Nous fûmes obligés de porter Annette. M. Laïs était soulevé sur son séant. Ce qui me frappa, ce fut l'idéale beauté de ce visage de vieillard. C'était un buste de marbre, illuminé par l'auréole. Nulle contraction ne dérangeait le dessin correct et antique de ses traits; les masses de ses cheveux blancs tombaient, comme la veille, sur la blancheur de ses joues: rien ne me semblait changé, sinon le regard de ses yeux agrandis.
«René, me dit-il, comme je m'agenouillais, baisant sa pauvre main froide et mouillée, je crois que je vous aime mieux que mes propres enfants. Je vous aime pour vous et pour Annette. Vous avez deux parts dans mon cœur. René, mon cher fils, je serais mort triste si j'étais mort en doutant de votre frère.»
Je lui répétai les propres paroles de Gérard. Je lui dis combien il était à nous et le jugement qu'il portait sur Annette.

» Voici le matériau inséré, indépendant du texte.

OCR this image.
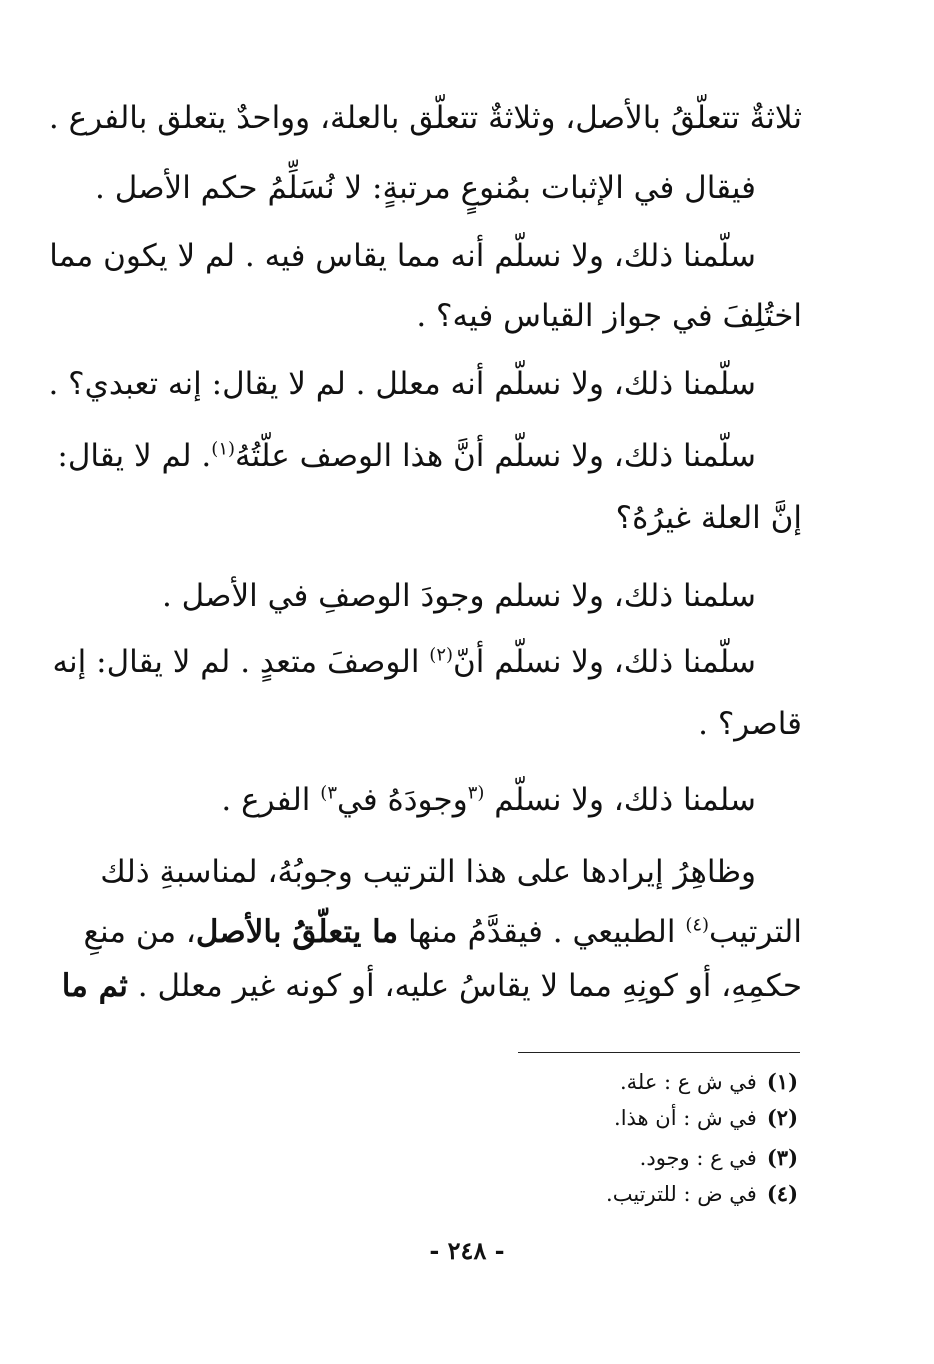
ثلاثةٌ تتعلّقُ بالأصل، وثلاثةٌ تتعلّق بالعلة، وواحدٌ يتعلق بالفرع .
فيقال في الإثبات بمُنوعٍ مرتبةٍ: لا نُسَلِّمُ حكم الأصل .
سلّمنا ذلك، ولا نسلّم أنه مما يقاس فيه . لم لا يكون مما
اختُلِفَ في جواز القياس فيه؟ .
سلّمنا ذلك، ولا نسلّم أنه معلل . لم لا يقال: إنه تعبدي؟ .
سلّمنا ذلك، ولا نسلّم أنَّ هذا الوصف علّتُهُ$^{(١)}$. لم لا يقال:
إنَّ العلة غيرُهُ؟
سلمنا ذلك، ولا نسلم وجودَ الوصفِ في الأصل .
سلّمنا ذلك، ولا نسلّم أنّ$^{(٢)}$ الوصفَ متعدٍ . لم لا يقال: إنه
قاصر؟ .
سلمنا ذلك، ولا نسلّم $^{(٣}$وجودَهُ في$^{٣)}$ الفرع .
وظاهِرُ إيرادها على هذا الترتيب وجوبُهُ، لمناسبةِ ذلك
الترتيب$^{(٤)}$ الطبيعي . فيقدَّمُ منها ما يتعلّقُ بالأصل، من منعِ
حكمِهِ، أو كونِهِ مما لا يقاسُ عليه، أو كونه غير معلل . ثم ما
(١)في ش ع : علة.
(٢)في ش : أن هذا.
(٣)في ع : وجود.
(٤)في ض : للترتيب.
- ٢٤٨ -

«Tu me caches quelque chose!» murmura-t-il.
Et Philippe ajouta:
«Le père a droit de tout savoir.
—C'est vrai, m'écriai-je. J'ai soustrait l'amertume du baume, et j'ai mal fait. Sachez donc toute votre fille.»
Et je lui racontai l'épreuve folle tentée par Gérard. Il m'écouta en souriant. Ses yeux rendaient grâces au ciel.
«Elle ne s'est point défendue! dit-il, comme on chante un cantique; elle n'a point été indignée; elle a pris la main qui voulait l'outrager, elle l'a appuyée contre son cœur; elle a dit un seul mot: Mon frère! et toute l'âme de ce bon soldat s'est réveillée! Ah! je suis comme elle, je n'en veux pas à Gérard de Kervigné. Moi aussi, je lui donne le baiser de paix et je l'appelle mon fils devant Dieu.»
Il se pencha; je sentis ses lèvres glacées sur mon front.